The US Initial Jobless Claims rose to the highest levels in 5 months, according to data released this afternoon by the US Department of Labor. The number of applications for unemployment benefits in the US rose by 14,000 over the estimated figure to 225,000.
The reason for the unexpected jump in the US Initial Jobless Claims has however been blamed not on pronounced layoffs, but rather on seasonal employment patterns. Gyrations in seasonal employment are seen mostly before the holiday shopping season that kicks off soon after Thanksgiving.
In-depth analysis of the data release shows that the number of people who are currently on unemployment benefits (Continuing Jobless Claims) has fallen to 1.68milion; the lowest levels seen since the 1970s. There was also great differential between states, with states like Texas, New York, New Jersey and California reporting sharp increases in new jobless claim applications.
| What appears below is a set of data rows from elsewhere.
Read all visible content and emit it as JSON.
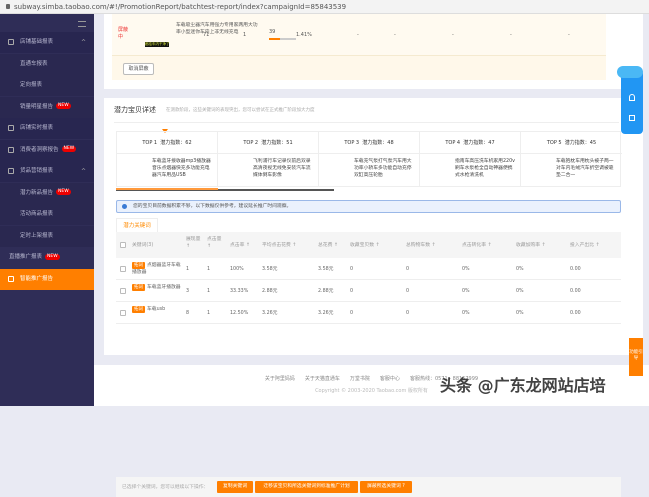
{
  "url": "subway.simba.taobao.com/#!/PromotionReport/batchtest-report/index?campaignId=85843539",
  "sidebar": {
    "items": [
      {
        "label": "店铺基础报表",
        "type": "group",
        "expanded": true
      },
      {
        "label": "直通车报表",
        "type": "sub"
      },
      {
        "label": "定向报表",
        "type": "sub"
      },
      {
        "label": "销量明星报告",
        "type": "sub",
        "badge": "NEW"
      },
      {
        "label": "店铺实时报表",
        "type": "group"
      },
      {
        "label": "消费者洞察报告",
        "type": "group",
        "badge": "NEW"
      },
      {
        "label": "货品营销报表",
        "type": "group",
        "expanded": true
      },
      {
        "label": "潜力新品报告",
        "type": "sub",
        "badge": "NEW"
      },
      {
        "label": "活动商品报表",
        "type": "sub"
      },
      {
        "label": "定时上架报表",
        "type": "sub"
      },
      {
        "label": "直播推广报表",
        "type": "top",
        "badge": "NEW"
      },
      {
        "label": "智能推广报告",
        "type": "group",
        "active": true
      }
    ]
  },
  "blocked": {
    "status": "屏蔽中",
    "title": "车载吸尘器汽车用强力专用家两用大功率小型迷你车内上非无线充电",
    "thumb_text": "都给车内干净了",
    "score": 39,
    "score_pct": 39,
    "cols": [
      "71",
      "1",
      "1.41%",
      "-",
      "-",
      "-",
      "-",
      "-"
    ],
    "unblock_label": "取消屏蔽"
  },
  "potential": {
    "title": "潜力宝贝详述",
    "hint": "在测款阶段，这些关键词的表现突出，您可以尝试在正式推广阶段加大力度",
    "tops": [
      {
        "rank": "TOP 1",
        "index_label": "潜力指数：62",
        "desc": "车载蓝牙接收器mp3播放器音乐点烟器快充多功能充电器汽车用品USB"
      },
      {
        "rank": "TOP 2",
        "index_label": "潜力指数：51",
        "desc": "飞利浦行车记录仪前后双录高清夜视无线免安装汽车流媒体倒车影像"
      },
      {
        "rank": "TOP 3",
        "index_label": "潜力指数：48",
        "desc": "车载充气泵打气泵汽车用大功率小轿车多功能自动充停双缸高压轮胎"
      },
      {
        "rank": "TOP 4",
        "index_label": "潜力指数：47",
        "desc": "指南车高压洗车机家用220v刷车水泵枪全自动神器便携式水枪清洗机"
      },
      {
        "rank": "TOP 5",
        "index_label": "潜力指数：45",
        "desc": "车载抱枕车用枕头被子两一对车内毛绒汽车折空调被靠垫二合一"
      }
    ],
    "notice": "您的宝贝目前数据积累不够，以下数据仅供参考，建议延长推广时间观察。",
    "tab": "潜力关键词",
    "headers": [
      "关键词(3)",
      "展现量 ↑",
      "点击量 ↑",
      "点击率 ↑",
      "平均点击花费 ↑",
      "总花费 ↑",
      "收藏宝贝数 ↑",
      "总购物车数 ↑",
      "点击转化率 ↑",
      "收藏加购率 ↑",
      "投入产出比 ↑"
    ],
    "rows": [
      {
        "tag": "拓词",
        "keyword": "点烟器蓝牙车载播放器",
        "cells": [
          "1",
          "1",
          "100%",
          "3.58元",
          "3.58元",
          "0",
          "0",
          "0%",
          "0%",
          "0.00"
        ]
      },
      {
        "tag": "拓词",
        "keyword": "车载蓝牙播放器",
        "cells": [
          "3",
          "1",
          "33.33%",
          "2.88元",
          "2.88元",
          "0",
          "0",
          "0%",
          "0%",
          "0.00"
        ]
      },
      {
        "tag": "拓词",
        "keyword": "车载usb",
        "cells": [
          "8",
          "1",
          "12.50%",
          "3.26元",
          "3.26元",
          "0",
          "0",
          "0%",
          "0%",
          "0.00"
        ]
      }
    ],
    "footer_hint": "已选择个关键词，您可以继续以下操作：",
    "actions": [
      "复制关键词",
      "迁移该宝贝和所选关键词到标准推广计划",
      "屏蔽所选关键词"
    ]
  },
  "footer": {
    "links": [
      "关于阿里妈妈",
      "关于天猫直通车",
      "万堂书院",
      "客服中心",
      "客服热线：0571 - 88157999"
    ],
    "copyright": "Copyright © 2003-2020 Taobao.com 版权所有"
  },
  "float": {
    "guide": "功能引导"
  },
  "watermark": "头条 @广东龙网站店培"
}
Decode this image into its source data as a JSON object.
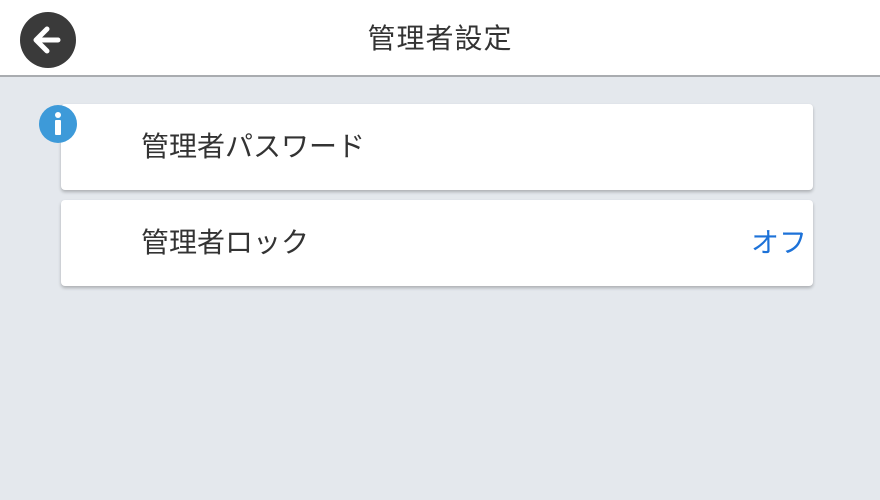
{
  "header": {
    "title": "管理者設定",
    "back_icon": "arrow-left-icon"
  },
  "menu": {
    "items": [
      {
        "label": "管理者パスワード",
        "value": "",
        "icon": "info-icon"
      },
      {
        "label": "管理者ロック",
        "value": "オフ"
      }
    ]
  },
  "colors": {
    "background": "#e4e8ed",
    "header_background": "#ffffff",
    "value_accent": "#1d72d8",
    "info_icon": "#3d9ad9",
    "back_button": "#3a3a3a"
  }
}
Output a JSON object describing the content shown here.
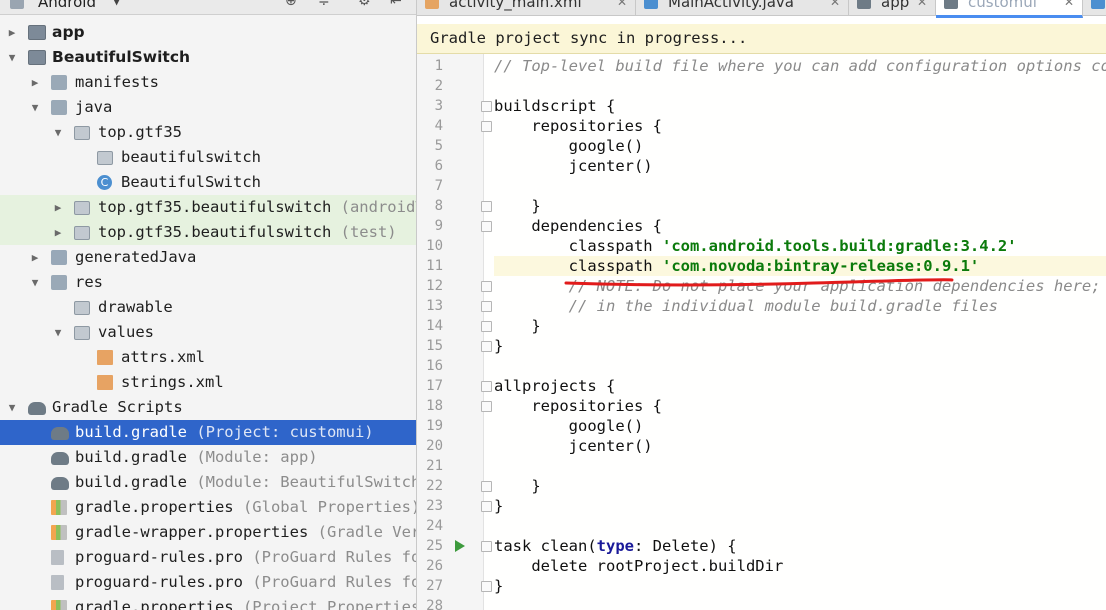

The US is currently enjoying some of the best labour conditions not seen in half a century. The economy may have slowed, but companies are not laying off workers in large numbers. Therefore, the US Initial Jobless Claims spike this month is not reflective of underlying labour market weakness.
The US markets are expected to open lower, and the price action on the intraday charts of the Dow Jones Industrial Average reveals that price is more or less trading in a descending triangle. Immediate support can be found at the 27726.83 mark (central pivot). A breakdown of this price support targets 27644.67. Further break of this area also breaks the ascending trendline that connects this week’s price lows. This opens the door to the November 11 lows of 27545.15.
On the flip side, further upside recovery from present levels targets the all-time highs already seen earlier today on the Dow Jones Futures.